In the book, Princeton anthropology Professor Agustín Fuentes makes the case that the idea of only two sexes is false, and there are many different components to what defines someone’s sex. He writes that fundamentally, “sex is a biocultural construct.”

“Being human entails an astonishingly complex interplay of biology and culture, and while there are important differences between women and men, there is a lot more variation and overlap than we may realize,” a description of his book reads.

Along with presenting evidence from the fossil record, Fuentes also writes about today’s “hot-button debates around sports and medicine, explaining why we can acknowledge that females and males are not the same while also embracing a biocultural reality where none of us fits neatly into only one of two categories.”

In a glowing review of Fuentes’ book published in the prestigious medical journal The Lancet, Harvard Professor of Women, Gender, and Sexuality Studies Sarah Richardson took the views therein even further. 

Richardson wrote that those who hold to the traditional two-sex view do so because such views “[facilitate] their political aims by fueling unhinged panic in some quarters about transgender threats to traditional gender roles.” 

She compared the two-sex view to “scientific bigots of yore” who believed women were intellectually inferior, and argued that such beliefs rationalize “inequality and exclusion.” 

Neither Fuentes nor Richardson responded to two emails from The Fix, asking for their comments on the criticism and academic freedom.

Fuentes’ arguments and Richardson’s review received significant criticism from scientists and doctors online, including Hooven, a former Harvard professor on evolutionary biology. 

Hooven harshly criticized Richardson’s review in a recent post X, writing, “Not only has the Harvard professor disagreed with the gametic view [the two-sex view], she apparently feels free to publicly impugn the ostensible motives and character of those who endorse it.” 

She wrote that Richardson’s review “exemplifies one of the main reasons Harvard is being targeted by the government.”

Hooven shared more in a recent email interview with The Fix: “This kind of behavior is harmful to academic freedom and opposes the true mission of the university, which should be knowledge, discovery, dissemination, and preservation.”

Richardson mentioned supporting “academic freedom” in her book review, the context being “the Trump administration’s attempt to control, by force of law, how scientists speak about and approach the study of sex-related variation.”

But Hooven expressed concerns that the professor’s arguments will result in self-censorship, as well as confusion about truth itself. 

Given labels like “hateful” and “bigoted,” “Would any student in a class taught by the Harvard professor, having read her Lancet piece, feel free to write a paper that argued for a different view, of the science or politics?” she wrote on X.

The biologist has firsthand knowledge of this type of backlash as she left her position at Harvard University after being publicly castigated for saying that sex is binary.

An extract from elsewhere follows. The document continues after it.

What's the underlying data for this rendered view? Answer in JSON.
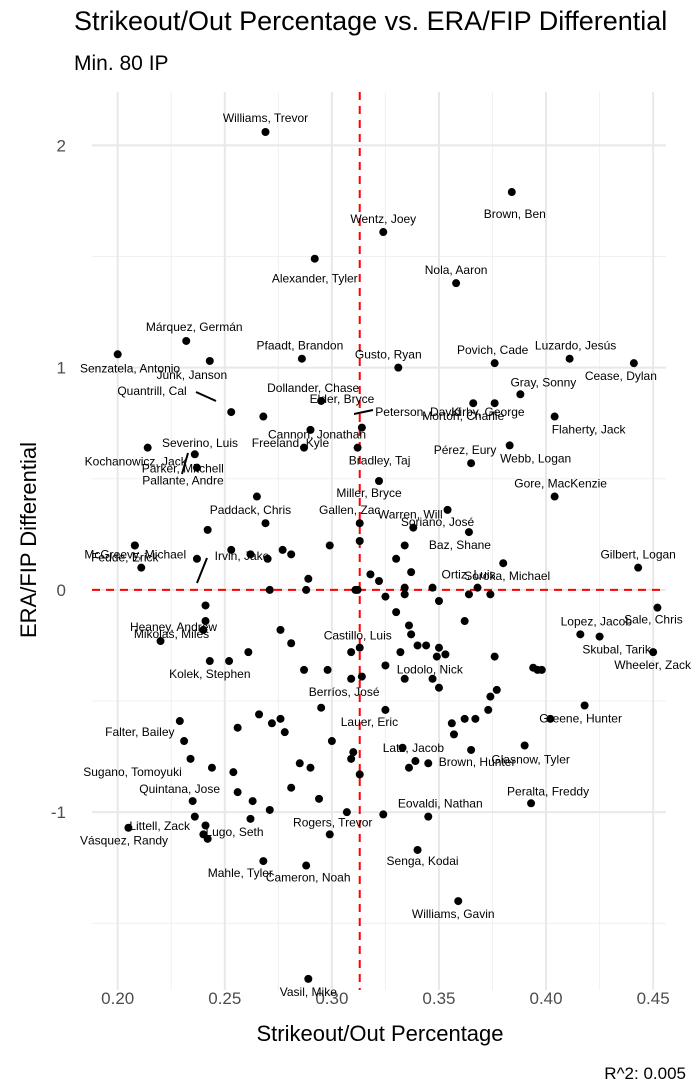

Since then, she has advocated for the academic freedom to hold unpopular opinions.   

Dr. Kurt Miceli, the medical director at Do No Harm, an organization dedicated to pushing back against harmful medical transitions for youth, offered a similar take on the debate to The Fix. 

“Speaking hard truths does not make someone a ‘bigot,’ and using ad hominem attacks only betrays the weakness of the arguments pushed by ideologues who claim ‘sex is a spectrum,’” he said. 

When asked if he believes the general public’s views on the matter are shifting, Miceli expressed optimism for the future. A Pew Research poll from February found 66 percent of adults believe transgender athletes should compete “on teams that match their sex assigned at birth,” and 56 percent believe “gender transitions” for underage children should be banned.

“Thanks to the bravery of medical professionals and patients nationwide who have spoken out against pediatric medical transition, the tide is changing to end these harmful practices as well as the underlying gender ideology driving them,” he said, adding that he credits the Trump administration with much of this progress. 

However, Hooven was not so optimistic.

“I’m not sure whether things are improving, but if they are, I do not see the evidence,” she told The Fix.